Celui-ci me fit signe que je pouvais satisfaire les désirs du malade.
Je vis alors que tout espoir était perdu. En approchant des lèvres frémissantes du mourant le breuvage qu'il me demandait, je ne pus, malgré mes efforts, lui cacher quelques larmes qu'il remarqua. Sa main chercha la mienne, et sa bouche altérée fit bourdonner à mon oreille ces mots qui me semblèrent sortir d'un tombeau: «Léonard…, mon bon… Léonard…. Adieu!…. Si jamais tu te trouves… dans le besoin, souviens toi, souviens-toi bien… de la… manière… de faire… des… mocaux…. Mon pauvre Léonard… Ah!…» Ivon n'était plus!
Ainsi, jusqu'au dernier moment, cet excellent homme, qui avait attaché sa vie à la mienne, et qui me l'aurait sacrifiée pour m'arracher au moindre péril ou pour m'éviter le chagrin le plus léger, veilla sur moi. Son attachement confraternel lui avait fait, même au lit de mort, braver ses nouveaux scrupules religieux, pour m'indiquer le moyen qui pouvait me préserver de la misère. Il n'avait vu que moi, que son cher Léonard, en expirant, et mon avenir avait été sa dernière pensée….
J'éprouvai après sa mort, pour la première fois, ce que c'est qu'une douleur de l'âme et un déchirement du coeur. Quoique si jeune encore, et malgré cette force qui me donnait tant de confiance dans mes propres ressources, je sentais que je venais de perdre une partie de moi-même, un ami que je ne remplacerais jamais. Je fus anéanti.

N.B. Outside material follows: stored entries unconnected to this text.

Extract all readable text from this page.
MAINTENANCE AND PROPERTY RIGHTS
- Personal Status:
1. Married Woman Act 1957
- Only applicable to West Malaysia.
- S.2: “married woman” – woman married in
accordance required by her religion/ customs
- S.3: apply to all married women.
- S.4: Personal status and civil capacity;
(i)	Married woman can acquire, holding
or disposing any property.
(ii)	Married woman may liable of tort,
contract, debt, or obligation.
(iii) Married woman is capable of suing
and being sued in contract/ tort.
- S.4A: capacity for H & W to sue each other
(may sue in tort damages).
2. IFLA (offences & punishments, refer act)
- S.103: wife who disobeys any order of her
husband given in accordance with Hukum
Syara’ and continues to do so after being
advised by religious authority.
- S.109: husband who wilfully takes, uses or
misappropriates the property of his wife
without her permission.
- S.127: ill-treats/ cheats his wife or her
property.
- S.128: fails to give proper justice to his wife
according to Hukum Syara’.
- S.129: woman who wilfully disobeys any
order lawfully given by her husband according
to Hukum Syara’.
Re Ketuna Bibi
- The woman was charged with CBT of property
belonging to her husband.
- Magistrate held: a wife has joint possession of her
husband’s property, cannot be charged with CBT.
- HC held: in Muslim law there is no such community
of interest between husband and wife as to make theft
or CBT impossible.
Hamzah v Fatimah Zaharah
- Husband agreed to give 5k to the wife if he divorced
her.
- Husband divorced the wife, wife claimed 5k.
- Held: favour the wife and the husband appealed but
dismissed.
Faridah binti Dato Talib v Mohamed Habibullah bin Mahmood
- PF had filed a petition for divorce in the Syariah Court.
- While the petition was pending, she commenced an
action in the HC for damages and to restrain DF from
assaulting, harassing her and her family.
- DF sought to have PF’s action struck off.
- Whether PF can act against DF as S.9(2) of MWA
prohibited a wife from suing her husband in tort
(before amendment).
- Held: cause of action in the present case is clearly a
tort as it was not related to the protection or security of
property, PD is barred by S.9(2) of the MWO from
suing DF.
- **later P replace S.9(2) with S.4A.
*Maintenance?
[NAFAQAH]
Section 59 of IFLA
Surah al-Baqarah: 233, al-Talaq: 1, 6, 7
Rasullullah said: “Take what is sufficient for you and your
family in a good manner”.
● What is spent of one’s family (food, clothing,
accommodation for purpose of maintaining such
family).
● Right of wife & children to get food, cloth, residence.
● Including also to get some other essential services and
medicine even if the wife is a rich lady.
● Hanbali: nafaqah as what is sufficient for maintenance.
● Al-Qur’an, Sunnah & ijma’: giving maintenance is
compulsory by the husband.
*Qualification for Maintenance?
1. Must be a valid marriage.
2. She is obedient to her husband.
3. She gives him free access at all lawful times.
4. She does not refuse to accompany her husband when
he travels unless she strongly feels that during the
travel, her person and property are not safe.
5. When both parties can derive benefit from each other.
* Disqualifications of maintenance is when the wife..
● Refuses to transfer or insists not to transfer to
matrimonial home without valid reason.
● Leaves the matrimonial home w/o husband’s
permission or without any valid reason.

La nuit, on vit dans les rues de Saint-Pierre défiler un sombre cortège, à la lueur des torches funèbres, et aux sons lamentables des cloches de la paroisse du Mouillage. Deux marins, marchant lentement, portaient, à la tête du convoi, un hamac, à l'extrémité duquel étaient suspendus un sabre et une croix d'honneur. Une fosse, creusée à la Savane des Pères-Blancs, reçut la dépouille du pauvre Ivon, et quelque peu de terre, jetée à la hâte sur ses restes, me sépara à jamais de l'homme qui m'aimait le plus au monde, de celui auprès duquel j'aurais voulu périr dans un combat.
Oh! combien de fois, lorsque toute la ville était ensevelie dans le sommeil, et que la nuit environnait la vaste et silencieuse Savane des Pères-Blancs, j'allai seul sur cette tombe, me rappeler les jours passés avec l'ami qu'elle recouvrait! Combien de fois, à l'approche du jour, je quittai ces lieux, désespéré de n'avoir pu trouver sur ce cercueil une seule pensée religieuse! Oh! que l'espoir de revoir mon malheureux Ivon dans une autre vie aurait soulagé mon coeur! Mais rien, rien… là, sur ce tombeau, pas une pensée consolante!… Je me sentais le plus malheureux des hommes.